Its about $11 gal more - Duration is in the high 30's while Aura is about $48. I do prefer the Aura but on most jobs the difference in results between Duration/Aura is minimal and not worth the value. I 'though' the Natura was in the same price range but will check today. 

BMDealer - it was my understanding of the Gennex colorant that it was more of a 'molecular' match to the paint/base therefore the colorant chemically was made up of the same thing which gave made it more colorfast and covered better. Adding the Gennex to the Regal does nothing in my opinion other than change colorant and lower VOC's. Whats the point in reintroducing it as new and improved?


----------



## NCPaint1 (Aug 6, 2009)

Tonyg said:


> Its about $11 gal more - Duration is in the high 30's while Aura is about $48. I do prefer the Aura but on most jobs the difference in results between Duration/Aura is minimal and not worth the value. I 'though' the Natura was in the same price range but will check today.
> 
> BMDealer - it was my understanding of the Gennex colorant that it was more of a 'molecular' match to the paint/base therefore the colorant chemically was made up of the same thing which gave made it more colorfast and covered better. Adding the Gennex to the Regal does nothing in my opinion other than change colorant and lower VOC's. Whats the point in reintroducing it as new and improved?

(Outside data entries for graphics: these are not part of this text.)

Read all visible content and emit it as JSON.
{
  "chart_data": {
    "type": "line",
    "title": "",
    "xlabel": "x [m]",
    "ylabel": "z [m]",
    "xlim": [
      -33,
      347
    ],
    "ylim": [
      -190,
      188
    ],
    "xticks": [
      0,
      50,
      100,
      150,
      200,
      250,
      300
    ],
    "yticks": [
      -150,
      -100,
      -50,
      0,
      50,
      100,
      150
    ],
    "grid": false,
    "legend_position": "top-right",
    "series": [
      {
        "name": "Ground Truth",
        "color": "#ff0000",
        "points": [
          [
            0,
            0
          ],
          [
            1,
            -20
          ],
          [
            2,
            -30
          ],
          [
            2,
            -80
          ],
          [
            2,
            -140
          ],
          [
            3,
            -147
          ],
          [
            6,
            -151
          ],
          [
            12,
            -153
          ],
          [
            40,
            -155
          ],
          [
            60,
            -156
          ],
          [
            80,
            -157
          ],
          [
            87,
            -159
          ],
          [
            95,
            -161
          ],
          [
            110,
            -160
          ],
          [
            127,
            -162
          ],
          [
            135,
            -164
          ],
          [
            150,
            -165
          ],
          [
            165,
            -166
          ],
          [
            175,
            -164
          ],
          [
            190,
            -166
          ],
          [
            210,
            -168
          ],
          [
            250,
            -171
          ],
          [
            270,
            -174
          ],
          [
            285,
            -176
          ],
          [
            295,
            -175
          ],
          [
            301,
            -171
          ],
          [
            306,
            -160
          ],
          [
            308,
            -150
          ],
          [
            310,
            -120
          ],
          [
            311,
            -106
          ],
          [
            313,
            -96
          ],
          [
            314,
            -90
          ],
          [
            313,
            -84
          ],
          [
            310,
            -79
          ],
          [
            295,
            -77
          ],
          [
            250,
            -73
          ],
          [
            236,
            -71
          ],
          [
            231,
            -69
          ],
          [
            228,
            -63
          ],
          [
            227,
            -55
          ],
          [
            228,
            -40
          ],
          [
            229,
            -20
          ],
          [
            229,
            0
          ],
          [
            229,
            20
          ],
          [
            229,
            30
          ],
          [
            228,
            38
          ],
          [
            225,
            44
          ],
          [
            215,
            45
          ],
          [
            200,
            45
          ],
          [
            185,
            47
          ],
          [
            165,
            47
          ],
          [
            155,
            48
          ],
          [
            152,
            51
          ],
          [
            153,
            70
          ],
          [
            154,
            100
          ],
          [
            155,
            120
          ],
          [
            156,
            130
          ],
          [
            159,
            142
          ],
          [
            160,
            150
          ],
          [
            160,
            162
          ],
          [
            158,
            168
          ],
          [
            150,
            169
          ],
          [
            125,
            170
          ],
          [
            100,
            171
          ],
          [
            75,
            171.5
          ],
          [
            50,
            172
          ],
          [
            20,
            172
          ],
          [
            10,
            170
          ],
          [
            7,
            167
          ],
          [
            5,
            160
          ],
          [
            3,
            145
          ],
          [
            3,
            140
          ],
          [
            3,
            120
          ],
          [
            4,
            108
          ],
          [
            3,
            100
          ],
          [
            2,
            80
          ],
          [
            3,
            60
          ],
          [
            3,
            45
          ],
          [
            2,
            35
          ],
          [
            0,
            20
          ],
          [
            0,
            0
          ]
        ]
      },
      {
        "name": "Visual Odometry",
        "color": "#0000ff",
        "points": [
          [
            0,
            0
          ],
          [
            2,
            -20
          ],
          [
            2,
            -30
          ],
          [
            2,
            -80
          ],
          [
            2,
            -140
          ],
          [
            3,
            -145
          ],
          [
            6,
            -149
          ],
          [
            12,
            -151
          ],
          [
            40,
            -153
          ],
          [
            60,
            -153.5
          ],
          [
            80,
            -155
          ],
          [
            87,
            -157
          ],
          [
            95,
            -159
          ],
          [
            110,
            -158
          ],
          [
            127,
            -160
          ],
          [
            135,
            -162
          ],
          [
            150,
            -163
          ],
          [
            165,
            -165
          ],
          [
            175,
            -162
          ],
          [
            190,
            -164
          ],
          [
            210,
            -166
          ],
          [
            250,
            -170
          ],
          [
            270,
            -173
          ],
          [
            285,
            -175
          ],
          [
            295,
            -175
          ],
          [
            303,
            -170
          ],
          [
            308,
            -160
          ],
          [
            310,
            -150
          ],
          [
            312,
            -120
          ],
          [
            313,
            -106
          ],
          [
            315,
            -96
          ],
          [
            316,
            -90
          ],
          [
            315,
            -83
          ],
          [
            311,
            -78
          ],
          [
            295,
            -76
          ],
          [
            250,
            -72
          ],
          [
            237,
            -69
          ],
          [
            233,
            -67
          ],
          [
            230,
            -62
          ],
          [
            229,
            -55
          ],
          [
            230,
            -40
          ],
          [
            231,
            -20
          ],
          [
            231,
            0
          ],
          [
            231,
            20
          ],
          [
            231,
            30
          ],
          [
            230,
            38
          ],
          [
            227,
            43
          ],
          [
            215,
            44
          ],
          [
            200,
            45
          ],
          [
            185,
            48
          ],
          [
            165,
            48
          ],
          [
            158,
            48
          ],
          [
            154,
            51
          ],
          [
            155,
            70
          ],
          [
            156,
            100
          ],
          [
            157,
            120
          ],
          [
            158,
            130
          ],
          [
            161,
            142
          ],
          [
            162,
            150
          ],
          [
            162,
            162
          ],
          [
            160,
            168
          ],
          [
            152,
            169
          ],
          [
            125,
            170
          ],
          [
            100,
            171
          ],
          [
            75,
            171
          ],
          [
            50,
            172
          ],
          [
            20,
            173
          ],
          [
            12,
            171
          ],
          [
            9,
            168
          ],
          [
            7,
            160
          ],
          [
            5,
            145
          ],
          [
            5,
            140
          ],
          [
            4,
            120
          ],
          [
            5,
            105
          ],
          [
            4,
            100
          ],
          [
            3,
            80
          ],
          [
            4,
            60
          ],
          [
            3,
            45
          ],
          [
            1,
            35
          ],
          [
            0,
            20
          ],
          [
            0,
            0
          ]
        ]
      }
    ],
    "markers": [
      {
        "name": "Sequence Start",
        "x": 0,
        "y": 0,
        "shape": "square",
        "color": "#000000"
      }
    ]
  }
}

With the VOC laws changing constantly, eventually the standard glycol colorants will be phased out. Im ASSUMING this is just BM having the foresight to get everything ready for when that happens ( "getting all your ducks in a row" I think thats the saying ) 

Im with BMDealer, I dont think Regal select will be hitting my shelves very soon. With Arbor Coat coming, and all the different products therein, plus BEN exterior.....


----------



## T200 (Nov 11, 2007)

BM used to promote Regal Matte as washable.

BTW, I'm not sure about SW's interior Duration washability claims.
One of my customers with little kids ended up with handprints on the walls and couldn't remove them (wash them off).


----------